The story custed by the contingent. A boy caught a butterfly and asked the teacher to answer whether it is alife keeping the insect between his hands. If teacher tells "It is dead", he will let the butterfly to fly away. If teacher tells "It is alife" he will imperceptibly squash the poor insect to fool the teacher otherwise. The wise teacher got to the core of the trap and answered: "Everything is in your hands". Excuse me if it is inappropriate for bivalence. Peahaps it links to the liar paradox, since present state manipulates the future. --Javalenok 11:03, 15 September 2006 (UTC)

[edit] On pain of contradiction

The law of bivalence itself has no analogue in either of these logics: on pain of contradiction, it can be stated only in the metalanguage used to study the aforementioned formal logics.

I thought it was unformalizable, and I'm not surprised that it is so on pain of contradiction, but I'm curious how this is a consequence of the liar paradox. 192.75.48.150 15:09, 15 September 2006 (UTC)

I think that claim is only good if you accept the Tarski-kind of reasoning that holds that liar-like sentences are meaningful where they occur and so a language containing them can't be a tool for formal study of a language: i.e., that you can't do formal semantics for a natural language. But the principle clearly can be formulated formally, like this: (For all S)(val(S) = T or val(S) = F and not(val(S) = T and val(S)=F). Formulated in certain languages--paradigmatically where "S" ranges over the sentences of the language being used--then a language where you can say this will also be a language where you can formulate a liar paradox. But it's hardly universally agreed that liar paradoxes show something unacceptable about the langauges they are formulated in. There are various ways of arguing that (1) They are grammatical accidents that cannot really be legitimately formed in those languages, or (2) That even of formable as sentences they don't mean anything (not even what they appear to mean), so they don't pose a problem, (the "ungrounded" approach) or that (3) Even if a language has such problematic sentnecs, and they're meaningful, they don't undermine the functioning of the rest of the language (the "relevance" approach).

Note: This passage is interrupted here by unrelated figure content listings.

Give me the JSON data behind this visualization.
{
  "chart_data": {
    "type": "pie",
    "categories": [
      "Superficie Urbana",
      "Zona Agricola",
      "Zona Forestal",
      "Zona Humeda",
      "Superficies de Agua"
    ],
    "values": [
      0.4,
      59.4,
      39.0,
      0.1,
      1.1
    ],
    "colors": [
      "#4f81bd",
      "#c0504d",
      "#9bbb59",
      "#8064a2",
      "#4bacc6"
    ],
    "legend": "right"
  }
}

The difference not well-stated in the article--and which I won't undertake to fix--seems to be that Non-contradiction and Excluded middle are sentences, or patterns of sentences, holding or not holding in a language. Bivalence is a claim about the semantics of a language. They will of course, correspond in certain ways. But the claim at issue takes for granted some more controversial and complex claims about the ability of languages to contain semantic apparatus applying to themselves.

[edit] Problems

I think there are problems with the laws of logic in this article. For example:

The statement "This statement is true" is both true and false. The statement "This statement is false" is neither true nor false.